Now it's Apple's turn to push the new product. In the new spot, two iPhones are shown performing identical or similar tasks, one after another, to the sweet sounds of "The Blue Danube." That's the docking music from 2001, which makes perfect sense in this spot. It's all about synchronization and matching moves, and it ends with the two networks emblazoned side by side: Verizon and AT&T (NYSE: T). Then, "Two is better than one," and you get the iPhone logo standing alone.

This is clearly Apple's attempt to play both sides of the blue-red fence, encouraging iPhone sales in each camp without insulting the other. Again, there is no mention of competition from Google (Nasdaq: GOOG) Androids or Research In Motion (Nasdaq: RIMM) BlackBerrys -- why would Apple draw attention to increasingly competent iPhone alternatives when it's the wider availability that matters? The video also doesn't show the AT&T iPhone making voice calls while browsing data, because the Verizon unit wouldn't be able to match that. Insert your own joke about AT&T phones and dropped calls here, please.

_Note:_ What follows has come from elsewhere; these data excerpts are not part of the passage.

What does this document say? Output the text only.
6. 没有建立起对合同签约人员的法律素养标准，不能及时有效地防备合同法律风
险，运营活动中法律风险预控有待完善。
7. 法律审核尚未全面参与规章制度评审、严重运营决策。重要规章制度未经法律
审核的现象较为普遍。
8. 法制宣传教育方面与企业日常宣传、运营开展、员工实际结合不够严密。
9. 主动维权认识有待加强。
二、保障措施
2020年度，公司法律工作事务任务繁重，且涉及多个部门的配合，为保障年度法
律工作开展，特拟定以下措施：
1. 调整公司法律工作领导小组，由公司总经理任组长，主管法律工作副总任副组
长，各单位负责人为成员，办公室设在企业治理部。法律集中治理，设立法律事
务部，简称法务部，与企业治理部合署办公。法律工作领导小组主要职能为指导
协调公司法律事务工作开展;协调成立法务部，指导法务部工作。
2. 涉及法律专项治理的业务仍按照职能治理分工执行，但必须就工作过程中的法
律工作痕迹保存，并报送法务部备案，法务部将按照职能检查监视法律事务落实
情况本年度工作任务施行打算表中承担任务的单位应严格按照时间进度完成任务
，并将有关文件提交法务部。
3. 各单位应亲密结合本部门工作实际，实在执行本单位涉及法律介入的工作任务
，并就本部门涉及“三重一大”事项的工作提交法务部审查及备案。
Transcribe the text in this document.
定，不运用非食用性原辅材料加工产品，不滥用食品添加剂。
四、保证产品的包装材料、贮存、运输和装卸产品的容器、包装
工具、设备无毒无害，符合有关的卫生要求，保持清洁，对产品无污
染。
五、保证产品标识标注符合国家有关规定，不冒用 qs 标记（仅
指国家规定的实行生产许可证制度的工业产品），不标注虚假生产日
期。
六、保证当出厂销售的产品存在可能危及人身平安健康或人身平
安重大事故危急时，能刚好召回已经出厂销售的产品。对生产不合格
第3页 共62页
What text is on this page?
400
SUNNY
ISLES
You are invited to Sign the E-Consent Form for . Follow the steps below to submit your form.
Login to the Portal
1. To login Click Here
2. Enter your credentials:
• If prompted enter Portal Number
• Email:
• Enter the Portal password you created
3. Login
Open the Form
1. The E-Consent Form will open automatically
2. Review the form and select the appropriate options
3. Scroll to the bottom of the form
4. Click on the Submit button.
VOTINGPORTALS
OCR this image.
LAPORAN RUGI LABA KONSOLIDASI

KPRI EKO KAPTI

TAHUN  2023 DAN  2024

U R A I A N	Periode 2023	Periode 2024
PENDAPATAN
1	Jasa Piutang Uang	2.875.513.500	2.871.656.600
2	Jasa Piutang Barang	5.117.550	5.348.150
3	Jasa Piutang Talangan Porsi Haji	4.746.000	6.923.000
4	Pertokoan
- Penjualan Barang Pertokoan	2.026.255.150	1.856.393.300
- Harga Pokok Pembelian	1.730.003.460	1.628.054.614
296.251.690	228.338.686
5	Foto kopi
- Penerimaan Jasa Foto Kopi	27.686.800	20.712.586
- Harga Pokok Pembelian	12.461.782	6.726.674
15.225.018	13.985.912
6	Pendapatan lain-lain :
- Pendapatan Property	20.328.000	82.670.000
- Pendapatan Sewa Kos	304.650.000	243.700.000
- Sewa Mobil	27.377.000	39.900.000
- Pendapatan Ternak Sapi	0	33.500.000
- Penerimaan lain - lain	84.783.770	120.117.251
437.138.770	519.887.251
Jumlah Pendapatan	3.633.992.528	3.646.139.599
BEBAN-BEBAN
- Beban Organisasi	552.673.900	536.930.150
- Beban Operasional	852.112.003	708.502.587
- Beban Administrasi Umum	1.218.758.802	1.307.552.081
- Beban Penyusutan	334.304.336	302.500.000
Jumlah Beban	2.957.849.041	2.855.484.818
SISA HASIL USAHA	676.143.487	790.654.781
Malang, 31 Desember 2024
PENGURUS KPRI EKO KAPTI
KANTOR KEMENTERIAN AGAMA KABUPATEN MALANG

It's a clever ad spot from a master of the medium, and this time, nobody is going to start a petty war of words, maps, or features. It's a "Cut off your competition to spite your sales" kind of thing -- tread gingerly or not at all.

And this is just the warm-up. The real test of loyalties and rivalries will come when the iPhone 5 is announced this summer -- or earlier if Verizon gets its own 3G-enabled version of the iPad 2.

Say what you want, but the mobile world is never boring!